VIRAL

O seu esfoliante pode estar te fazendo mais mal do que você pensa. E te mostramos o porquê

Você sabia que aquelas microparticulas dentro deles são, na verdade, puro plástico?

17/02/2017 14:41 -02 | Atualizado 20/02/2017 10:31 -03
Getty Images/iStockphoto

Esfoliantes são usados por milhões de pessoas em rituais diários de beleza e bem-estar. O que muitos não sabem, porém, é que aquelas bolinhas que removem as impurezas e peles mortas, são, muitas vezes, plásticos que vão direto para os oceanos.

Essas microesferas de plásticos são usadas em esfoliantes e até em creme dental -- sabe aquelas micropartículas "limpadoras" que colocam no rótulo? -- e, por serem tão pequenas (medem, no máximo, um milímetro), acabam passando facilmente pelos sistemas de tratamento de esgoto e são despejadas nos rios e mares impactando, assim, ecossistemas marítimos.
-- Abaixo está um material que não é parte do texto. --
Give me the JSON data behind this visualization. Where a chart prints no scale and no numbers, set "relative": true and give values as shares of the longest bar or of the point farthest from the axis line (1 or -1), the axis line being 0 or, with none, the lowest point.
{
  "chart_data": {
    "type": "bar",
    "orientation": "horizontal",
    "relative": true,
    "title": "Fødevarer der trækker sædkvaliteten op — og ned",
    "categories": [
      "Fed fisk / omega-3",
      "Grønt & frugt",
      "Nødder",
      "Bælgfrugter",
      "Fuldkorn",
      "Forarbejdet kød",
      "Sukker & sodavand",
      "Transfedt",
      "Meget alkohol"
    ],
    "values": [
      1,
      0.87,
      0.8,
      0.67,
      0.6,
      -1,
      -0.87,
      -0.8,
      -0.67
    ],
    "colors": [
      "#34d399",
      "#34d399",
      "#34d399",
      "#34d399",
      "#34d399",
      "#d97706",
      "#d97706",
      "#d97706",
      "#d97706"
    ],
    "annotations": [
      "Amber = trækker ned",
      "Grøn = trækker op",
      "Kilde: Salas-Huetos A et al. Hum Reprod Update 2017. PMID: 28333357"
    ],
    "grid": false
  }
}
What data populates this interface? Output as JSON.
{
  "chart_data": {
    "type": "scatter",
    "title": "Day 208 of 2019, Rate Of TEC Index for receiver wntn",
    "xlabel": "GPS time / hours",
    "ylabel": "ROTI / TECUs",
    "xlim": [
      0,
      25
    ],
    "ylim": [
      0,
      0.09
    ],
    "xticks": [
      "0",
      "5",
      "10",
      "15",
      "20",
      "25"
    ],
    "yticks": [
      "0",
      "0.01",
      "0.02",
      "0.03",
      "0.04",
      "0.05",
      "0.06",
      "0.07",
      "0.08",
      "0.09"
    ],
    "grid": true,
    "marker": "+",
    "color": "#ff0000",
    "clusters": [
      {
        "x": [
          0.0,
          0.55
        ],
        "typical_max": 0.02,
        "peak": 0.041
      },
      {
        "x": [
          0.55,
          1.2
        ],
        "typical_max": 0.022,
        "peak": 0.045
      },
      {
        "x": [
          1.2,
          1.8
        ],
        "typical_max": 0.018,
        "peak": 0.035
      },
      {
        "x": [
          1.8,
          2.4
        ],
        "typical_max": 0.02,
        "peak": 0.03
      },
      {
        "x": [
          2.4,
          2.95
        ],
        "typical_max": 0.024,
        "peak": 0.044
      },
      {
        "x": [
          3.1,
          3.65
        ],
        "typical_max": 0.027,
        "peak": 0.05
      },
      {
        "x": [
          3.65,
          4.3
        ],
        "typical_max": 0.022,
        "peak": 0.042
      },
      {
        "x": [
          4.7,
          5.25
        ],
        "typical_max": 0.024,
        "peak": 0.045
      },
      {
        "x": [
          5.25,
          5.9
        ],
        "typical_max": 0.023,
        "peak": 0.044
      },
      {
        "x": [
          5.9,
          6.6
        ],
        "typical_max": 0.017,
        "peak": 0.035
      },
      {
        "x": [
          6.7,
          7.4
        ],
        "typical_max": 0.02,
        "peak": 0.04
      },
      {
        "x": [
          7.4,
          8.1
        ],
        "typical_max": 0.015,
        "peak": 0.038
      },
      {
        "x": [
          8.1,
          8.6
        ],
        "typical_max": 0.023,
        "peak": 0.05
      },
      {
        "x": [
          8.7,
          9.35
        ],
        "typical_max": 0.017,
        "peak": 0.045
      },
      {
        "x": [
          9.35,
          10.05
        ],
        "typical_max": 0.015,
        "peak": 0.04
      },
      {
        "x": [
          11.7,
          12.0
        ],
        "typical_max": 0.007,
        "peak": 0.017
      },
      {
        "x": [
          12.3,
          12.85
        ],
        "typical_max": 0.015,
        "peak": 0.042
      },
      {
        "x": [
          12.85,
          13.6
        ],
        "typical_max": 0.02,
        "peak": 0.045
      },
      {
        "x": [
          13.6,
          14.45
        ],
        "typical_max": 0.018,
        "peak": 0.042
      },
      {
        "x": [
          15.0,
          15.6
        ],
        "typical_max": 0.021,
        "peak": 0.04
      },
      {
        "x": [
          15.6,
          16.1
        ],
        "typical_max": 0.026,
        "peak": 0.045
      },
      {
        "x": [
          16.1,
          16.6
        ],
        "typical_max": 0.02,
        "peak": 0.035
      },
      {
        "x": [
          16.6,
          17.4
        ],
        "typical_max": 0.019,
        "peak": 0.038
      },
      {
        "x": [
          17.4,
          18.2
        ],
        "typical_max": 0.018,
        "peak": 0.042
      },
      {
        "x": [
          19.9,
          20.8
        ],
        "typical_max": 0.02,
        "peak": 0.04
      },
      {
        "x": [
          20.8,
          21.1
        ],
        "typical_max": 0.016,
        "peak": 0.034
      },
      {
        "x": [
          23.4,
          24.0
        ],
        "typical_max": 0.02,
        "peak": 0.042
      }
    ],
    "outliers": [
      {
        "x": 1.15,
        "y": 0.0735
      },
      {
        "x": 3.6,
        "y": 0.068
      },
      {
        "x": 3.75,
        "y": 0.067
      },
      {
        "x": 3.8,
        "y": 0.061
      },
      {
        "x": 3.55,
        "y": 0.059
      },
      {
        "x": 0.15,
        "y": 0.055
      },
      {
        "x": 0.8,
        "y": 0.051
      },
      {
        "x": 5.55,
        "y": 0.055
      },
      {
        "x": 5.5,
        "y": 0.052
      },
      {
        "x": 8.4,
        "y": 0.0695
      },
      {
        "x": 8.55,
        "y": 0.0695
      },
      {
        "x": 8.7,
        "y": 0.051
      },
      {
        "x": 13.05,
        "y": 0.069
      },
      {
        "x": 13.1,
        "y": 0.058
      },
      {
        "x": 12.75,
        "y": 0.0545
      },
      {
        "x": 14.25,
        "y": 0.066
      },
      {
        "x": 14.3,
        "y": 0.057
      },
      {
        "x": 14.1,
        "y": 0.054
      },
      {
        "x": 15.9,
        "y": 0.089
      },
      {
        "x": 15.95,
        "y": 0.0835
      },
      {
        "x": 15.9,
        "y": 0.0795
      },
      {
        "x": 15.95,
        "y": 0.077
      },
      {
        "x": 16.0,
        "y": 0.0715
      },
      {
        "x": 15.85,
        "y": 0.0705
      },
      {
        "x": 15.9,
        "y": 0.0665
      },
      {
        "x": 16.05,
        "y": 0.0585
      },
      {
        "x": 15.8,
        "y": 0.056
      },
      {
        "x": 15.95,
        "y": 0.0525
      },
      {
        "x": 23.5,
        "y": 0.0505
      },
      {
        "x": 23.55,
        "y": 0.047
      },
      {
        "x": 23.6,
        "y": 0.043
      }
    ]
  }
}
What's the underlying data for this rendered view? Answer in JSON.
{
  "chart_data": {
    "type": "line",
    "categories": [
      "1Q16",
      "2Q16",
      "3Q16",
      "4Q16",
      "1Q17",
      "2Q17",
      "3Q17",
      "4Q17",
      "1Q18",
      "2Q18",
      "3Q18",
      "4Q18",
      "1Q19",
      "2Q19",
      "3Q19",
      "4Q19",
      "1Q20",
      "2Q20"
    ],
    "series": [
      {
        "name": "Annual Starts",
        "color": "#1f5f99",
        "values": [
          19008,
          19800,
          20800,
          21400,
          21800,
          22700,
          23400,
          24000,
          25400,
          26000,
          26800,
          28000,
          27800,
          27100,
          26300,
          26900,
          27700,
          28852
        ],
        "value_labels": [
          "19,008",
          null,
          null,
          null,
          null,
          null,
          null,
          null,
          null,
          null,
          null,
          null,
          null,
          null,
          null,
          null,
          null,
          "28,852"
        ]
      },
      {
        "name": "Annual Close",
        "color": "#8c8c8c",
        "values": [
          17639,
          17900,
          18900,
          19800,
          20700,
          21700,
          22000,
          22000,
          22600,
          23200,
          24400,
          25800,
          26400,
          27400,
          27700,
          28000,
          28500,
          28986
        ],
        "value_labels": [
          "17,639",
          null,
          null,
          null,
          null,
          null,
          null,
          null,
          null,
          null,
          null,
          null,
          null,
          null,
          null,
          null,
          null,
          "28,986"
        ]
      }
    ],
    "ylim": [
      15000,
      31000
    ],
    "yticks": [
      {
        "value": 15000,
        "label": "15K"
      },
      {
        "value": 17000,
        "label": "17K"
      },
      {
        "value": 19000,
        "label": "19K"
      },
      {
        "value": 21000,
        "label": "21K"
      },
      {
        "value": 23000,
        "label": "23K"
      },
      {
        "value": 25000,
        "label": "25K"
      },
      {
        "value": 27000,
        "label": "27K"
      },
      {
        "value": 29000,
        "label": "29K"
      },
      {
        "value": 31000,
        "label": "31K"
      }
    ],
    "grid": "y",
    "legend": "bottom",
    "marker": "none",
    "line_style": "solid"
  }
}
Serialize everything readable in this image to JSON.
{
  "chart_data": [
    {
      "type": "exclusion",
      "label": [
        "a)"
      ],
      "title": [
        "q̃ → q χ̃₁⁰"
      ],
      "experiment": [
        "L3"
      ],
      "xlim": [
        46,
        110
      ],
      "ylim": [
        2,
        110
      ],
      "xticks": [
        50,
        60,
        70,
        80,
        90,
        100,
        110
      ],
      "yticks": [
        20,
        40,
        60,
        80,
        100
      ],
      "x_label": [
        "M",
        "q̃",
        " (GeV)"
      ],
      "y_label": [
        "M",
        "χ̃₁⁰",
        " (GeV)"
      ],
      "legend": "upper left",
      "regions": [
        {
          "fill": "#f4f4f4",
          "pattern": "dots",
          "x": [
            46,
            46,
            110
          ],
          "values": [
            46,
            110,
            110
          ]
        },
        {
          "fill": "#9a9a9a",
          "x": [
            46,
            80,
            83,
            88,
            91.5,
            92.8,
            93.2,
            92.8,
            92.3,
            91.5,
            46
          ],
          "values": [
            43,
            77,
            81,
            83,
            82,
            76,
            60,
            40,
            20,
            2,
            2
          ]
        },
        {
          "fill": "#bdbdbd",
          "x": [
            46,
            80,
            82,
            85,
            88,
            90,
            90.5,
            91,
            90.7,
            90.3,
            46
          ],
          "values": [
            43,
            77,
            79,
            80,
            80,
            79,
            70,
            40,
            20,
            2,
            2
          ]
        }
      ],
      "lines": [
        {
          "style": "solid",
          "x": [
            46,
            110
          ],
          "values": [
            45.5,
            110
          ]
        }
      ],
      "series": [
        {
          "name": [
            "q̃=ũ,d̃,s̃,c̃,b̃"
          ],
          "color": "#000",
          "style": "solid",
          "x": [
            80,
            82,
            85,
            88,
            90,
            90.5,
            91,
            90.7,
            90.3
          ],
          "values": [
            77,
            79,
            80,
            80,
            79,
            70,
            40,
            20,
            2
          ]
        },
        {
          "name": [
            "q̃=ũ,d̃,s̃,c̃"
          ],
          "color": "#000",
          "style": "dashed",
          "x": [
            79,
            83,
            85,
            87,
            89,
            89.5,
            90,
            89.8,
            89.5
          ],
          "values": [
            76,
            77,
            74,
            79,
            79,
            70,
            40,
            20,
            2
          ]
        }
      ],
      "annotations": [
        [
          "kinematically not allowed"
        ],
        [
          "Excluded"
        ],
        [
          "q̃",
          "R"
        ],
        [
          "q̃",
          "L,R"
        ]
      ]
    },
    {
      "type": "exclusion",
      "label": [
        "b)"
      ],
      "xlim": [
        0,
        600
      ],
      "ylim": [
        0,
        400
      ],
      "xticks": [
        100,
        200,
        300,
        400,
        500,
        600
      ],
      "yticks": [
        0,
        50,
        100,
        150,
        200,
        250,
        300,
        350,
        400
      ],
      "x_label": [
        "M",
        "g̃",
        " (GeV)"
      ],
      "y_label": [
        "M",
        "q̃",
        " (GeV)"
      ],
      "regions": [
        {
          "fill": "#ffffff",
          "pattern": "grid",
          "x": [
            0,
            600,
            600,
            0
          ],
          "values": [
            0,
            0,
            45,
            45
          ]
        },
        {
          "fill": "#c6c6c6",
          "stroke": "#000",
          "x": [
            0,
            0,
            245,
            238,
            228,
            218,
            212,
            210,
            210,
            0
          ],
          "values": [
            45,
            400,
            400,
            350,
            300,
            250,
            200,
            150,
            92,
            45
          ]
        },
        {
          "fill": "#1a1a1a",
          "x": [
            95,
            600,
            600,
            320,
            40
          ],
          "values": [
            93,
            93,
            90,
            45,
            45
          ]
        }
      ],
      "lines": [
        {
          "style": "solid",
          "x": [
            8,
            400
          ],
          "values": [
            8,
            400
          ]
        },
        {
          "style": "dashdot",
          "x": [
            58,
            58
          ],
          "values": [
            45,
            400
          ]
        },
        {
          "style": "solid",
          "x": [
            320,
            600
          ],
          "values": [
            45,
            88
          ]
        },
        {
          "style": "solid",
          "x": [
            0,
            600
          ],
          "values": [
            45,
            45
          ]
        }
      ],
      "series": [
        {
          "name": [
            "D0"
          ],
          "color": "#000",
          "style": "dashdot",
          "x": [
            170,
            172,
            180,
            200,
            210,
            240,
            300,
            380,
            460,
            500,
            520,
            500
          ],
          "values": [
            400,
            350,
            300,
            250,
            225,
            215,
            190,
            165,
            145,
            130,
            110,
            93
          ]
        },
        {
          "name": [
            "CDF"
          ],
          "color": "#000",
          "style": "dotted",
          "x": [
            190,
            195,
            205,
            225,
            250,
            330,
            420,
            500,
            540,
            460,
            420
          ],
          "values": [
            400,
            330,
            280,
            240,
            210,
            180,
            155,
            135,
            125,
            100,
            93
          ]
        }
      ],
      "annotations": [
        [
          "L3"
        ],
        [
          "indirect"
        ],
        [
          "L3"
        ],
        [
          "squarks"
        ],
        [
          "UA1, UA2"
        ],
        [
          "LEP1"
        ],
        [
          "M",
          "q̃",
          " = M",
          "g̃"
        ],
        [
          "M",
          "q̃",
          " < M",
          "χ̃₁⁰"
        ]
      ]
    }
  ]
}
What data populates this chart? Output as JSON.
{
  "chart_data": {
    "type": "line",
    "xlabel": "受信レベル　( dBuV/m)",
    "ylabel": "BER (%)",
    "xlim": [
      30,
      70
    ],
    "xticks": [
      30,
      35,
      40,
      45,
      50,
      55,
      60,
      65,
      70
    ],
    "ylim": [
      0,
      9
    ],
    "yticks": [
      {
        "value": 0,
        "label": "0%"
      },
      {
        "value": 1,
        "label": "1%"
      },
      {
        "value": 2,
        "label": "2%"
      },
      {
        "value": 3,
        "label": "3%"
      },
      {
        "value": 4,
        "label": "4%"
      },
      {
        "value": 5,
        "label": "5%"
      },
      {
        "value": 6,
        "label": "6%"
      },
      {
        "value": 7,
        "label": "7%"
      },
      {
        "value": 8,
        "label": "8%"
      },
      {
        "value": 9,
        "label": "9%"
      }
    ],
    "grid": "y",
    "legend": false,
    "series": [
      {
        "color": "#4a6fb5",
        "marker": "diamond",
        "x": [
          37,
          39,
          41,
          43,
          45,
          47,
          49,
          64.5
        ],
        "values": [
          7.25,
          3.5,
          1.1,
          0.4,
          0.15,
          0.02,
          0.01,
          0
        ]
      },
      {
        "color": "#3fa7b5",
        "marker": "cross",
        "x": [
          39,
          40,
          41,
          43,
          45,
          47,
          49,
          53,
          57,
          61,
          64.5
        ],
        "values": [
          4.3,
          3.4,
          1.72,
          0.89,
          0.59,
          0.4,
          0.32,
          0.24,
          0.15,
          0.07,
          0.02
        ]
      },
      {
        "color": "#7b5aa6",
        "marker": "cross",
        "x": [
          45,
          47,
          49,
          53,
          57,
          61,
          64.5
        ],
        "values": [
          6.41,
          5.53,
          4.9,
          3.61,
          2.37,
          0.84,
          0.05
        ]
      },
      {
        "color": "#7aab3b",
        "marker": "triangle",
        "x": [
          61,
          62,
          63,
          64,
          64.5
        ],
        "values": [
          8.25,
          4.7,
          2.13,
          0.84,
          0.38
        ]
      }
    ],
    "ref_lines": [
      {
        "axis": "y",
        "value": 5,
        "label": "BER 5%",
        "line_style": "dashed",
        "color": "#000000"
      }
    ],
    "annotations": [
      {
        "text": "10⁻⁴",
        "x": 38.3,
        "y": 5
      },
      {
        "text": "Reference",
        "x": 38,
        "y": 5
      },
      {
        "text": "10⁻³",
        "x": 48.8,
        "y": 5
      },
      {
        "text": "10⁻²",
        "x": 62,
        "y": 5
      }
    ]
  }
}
E não só isso: por serem tão pequenas, essas microbolinhas são ingeridas por animais marinhos e entram na cadeia alimentar, chegando inclusive, no seu prato.

"Esses materiais podem ficar acumulados até o final da cadeia e podemos consumir animais infectados", disse a oceanógrafa e doutoranda da FURG (Universidade Federal do Rio Grande), Ana Luzia Lacerda.

Além disso, a oceanógrafa alerta para outros riscos que esse material pode trazer. "Estudos mostram que comunidades de organismos, como bactérias e vírus, estão se desenvolvendo na superfície desses plásticos e, quando consumidos, podem ser vetores de doenças."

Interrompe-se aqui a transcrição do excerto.